Es fällt mich schwer, mich hier an die völlig andere Art zu arbeiten - im Gegensatz zu Deutschland - zu gewöhnen. Wenn in Deutschland eine Absprache noch zählt, endet hier jede Besprechung und Terminfestlegung mit „inschallah“ - so Gott will – den weiteren Verlauf kann man sich denken…

Leider muss man die Subcontractors mit Samthandschuhen anfassen, hier gibt es ein Angebotsüberschuss gibt, da an allen Ecken und Enden gebaut wird. Wenn ein Subcontractor keine Lust mehr hat, zieht er seine Leute ab und arbeitet auf der Baustelle nebenan, für 5 % mehr. Deswegen werden alle Briefe und Mahnungen derart verbal entschärft, kaum zu glauben, es gibt extra ein Mitarbeiter, der das überprüft.

Darüberhinaus gibt es für alles eine „Fachkraft“. Was faxen, oder Kopieren? Kein Problem, ab zum Document-Keeper. Was zu trinken, oder in der Mittagspause eine Kleinigkeit, tell the Office-Boy. Ein Aufzug, call the Lift-Operator und ein Lift kommt zum Office-Floor. In jedem der 6 Aufzüge sitzt ein Arbeiter und fährt den ganzen Tag hoch und runter… Dann gibt es noch den „Wachtman“, der hat immer für 3 Etagen alle Wohnungsschlüssel beisammen und befindet sich, wenn er sich nicht eingeschlossen hat und schläft, auf einem der Floors. 
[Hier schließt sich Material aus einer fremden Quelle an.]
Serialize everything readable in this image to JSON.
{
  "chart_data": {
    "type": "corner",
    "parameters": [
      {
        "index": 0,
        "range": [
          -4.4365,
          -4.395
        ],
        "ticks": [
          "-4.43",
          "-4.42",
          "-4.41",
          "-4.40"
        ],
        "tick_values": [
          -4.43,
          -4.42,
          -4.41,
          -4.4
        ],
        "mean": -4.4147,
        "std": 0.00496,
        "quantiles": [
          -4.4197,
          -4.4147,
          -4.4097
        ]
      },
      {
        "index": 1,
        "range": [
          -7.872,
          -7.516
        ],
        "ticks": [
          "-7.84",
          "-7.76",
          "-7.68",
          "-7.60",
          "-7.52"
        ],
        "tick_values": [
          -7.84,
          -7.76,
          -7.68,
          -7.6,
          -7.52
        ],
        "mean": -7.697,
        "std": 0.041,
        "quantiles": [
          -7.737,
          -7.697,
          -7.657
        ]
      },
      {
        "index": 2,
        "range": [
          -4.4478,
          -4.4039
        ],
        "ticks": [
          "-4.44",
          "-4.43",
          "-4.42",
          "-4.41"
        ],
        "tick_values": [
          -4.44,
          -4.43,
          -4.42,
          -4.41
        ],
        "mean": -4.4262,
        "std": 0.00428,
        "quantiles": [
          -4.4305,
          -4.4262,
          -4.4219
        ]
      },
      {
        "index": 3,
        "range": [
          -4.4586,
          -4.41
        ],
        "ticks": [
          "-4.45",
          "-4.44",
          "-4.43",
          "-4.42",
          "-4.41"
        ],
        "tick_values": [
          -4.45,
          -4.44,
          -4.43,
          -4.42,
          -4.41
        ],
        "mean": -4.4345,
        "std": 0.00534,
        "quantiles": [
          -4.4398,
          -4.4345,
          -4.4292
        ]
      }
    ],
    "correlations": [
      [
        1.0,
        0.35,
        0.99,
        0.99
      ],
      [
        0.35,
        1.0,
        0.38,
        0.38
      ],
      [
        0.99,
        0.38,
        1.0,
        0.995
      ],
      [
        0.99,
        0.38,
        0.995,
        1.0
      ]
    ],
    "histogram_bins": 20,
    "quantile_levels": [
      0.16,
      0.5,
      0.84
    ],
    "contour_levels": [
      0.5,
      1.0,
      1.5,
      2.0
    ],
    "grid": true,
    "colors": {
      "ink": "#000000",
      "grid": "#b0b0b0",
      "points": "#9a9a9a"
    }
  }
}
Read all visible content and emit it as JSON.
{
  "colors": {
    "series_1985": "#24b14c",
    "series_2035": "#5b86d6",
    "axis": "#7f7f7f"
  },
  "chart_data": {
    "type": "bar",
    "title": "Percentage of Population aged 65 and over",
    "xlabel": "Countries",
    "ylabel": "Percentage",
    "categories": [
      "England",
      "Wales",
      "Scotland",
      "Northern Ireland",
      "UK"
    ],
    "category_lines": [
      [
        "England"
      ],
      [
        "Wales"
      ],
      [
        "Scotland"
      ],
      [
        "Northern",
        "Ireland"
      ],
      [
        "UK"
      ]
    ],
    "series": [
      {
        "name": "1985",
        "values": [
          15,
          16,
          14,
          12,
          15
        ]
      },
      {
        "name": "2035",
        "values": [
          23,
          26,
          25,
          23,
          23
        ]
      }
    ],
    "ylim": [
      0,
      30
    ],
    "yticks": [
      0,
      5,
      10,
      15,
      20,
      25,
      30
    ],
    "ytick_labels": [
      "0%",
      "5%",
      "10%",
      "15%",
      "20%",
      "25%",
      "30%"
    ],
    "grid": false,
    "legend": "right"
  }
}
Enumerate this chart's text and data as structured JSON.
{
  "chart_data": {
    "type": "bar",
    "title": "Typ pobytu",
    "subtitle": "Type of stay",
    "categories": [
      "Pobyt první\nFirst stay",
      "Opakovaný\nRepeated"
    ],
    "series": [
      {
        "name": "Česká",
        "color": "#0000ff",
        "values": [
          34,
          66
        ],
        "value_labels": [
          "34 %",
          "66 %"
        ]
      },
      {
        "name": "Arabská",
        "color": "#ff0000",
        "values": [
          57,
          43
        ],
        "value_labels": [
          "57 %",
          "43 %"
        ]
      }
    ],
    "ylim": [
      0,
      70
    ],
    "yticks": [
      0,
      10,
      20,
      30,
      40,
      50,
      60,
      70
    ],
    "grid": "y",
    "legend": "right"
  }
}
Leider sind hier größtenteils ungelernte Arbeiter, so kann es schon einmal vorkommen, dass ein Elektriker das falsche Kabel abknipst und es dann für ne halbe Stunde kein Strom mehr auf der Baustelle gibt , kommt öfters vor. Gestern allein 4mal...

Genug gejammert, bin jetzt für 5 Tage zum Teamleiter aufgestiegen, da mein Chef auf Heimaturlaub ist. Hab die (ehrenvolle) Aufgabe, zweien Philippinos, die kaum englisch sprechen Arbeit zu geben. Wird bestimmt lustig. Jetzt geht’s erst mal ab ins Nachtleben.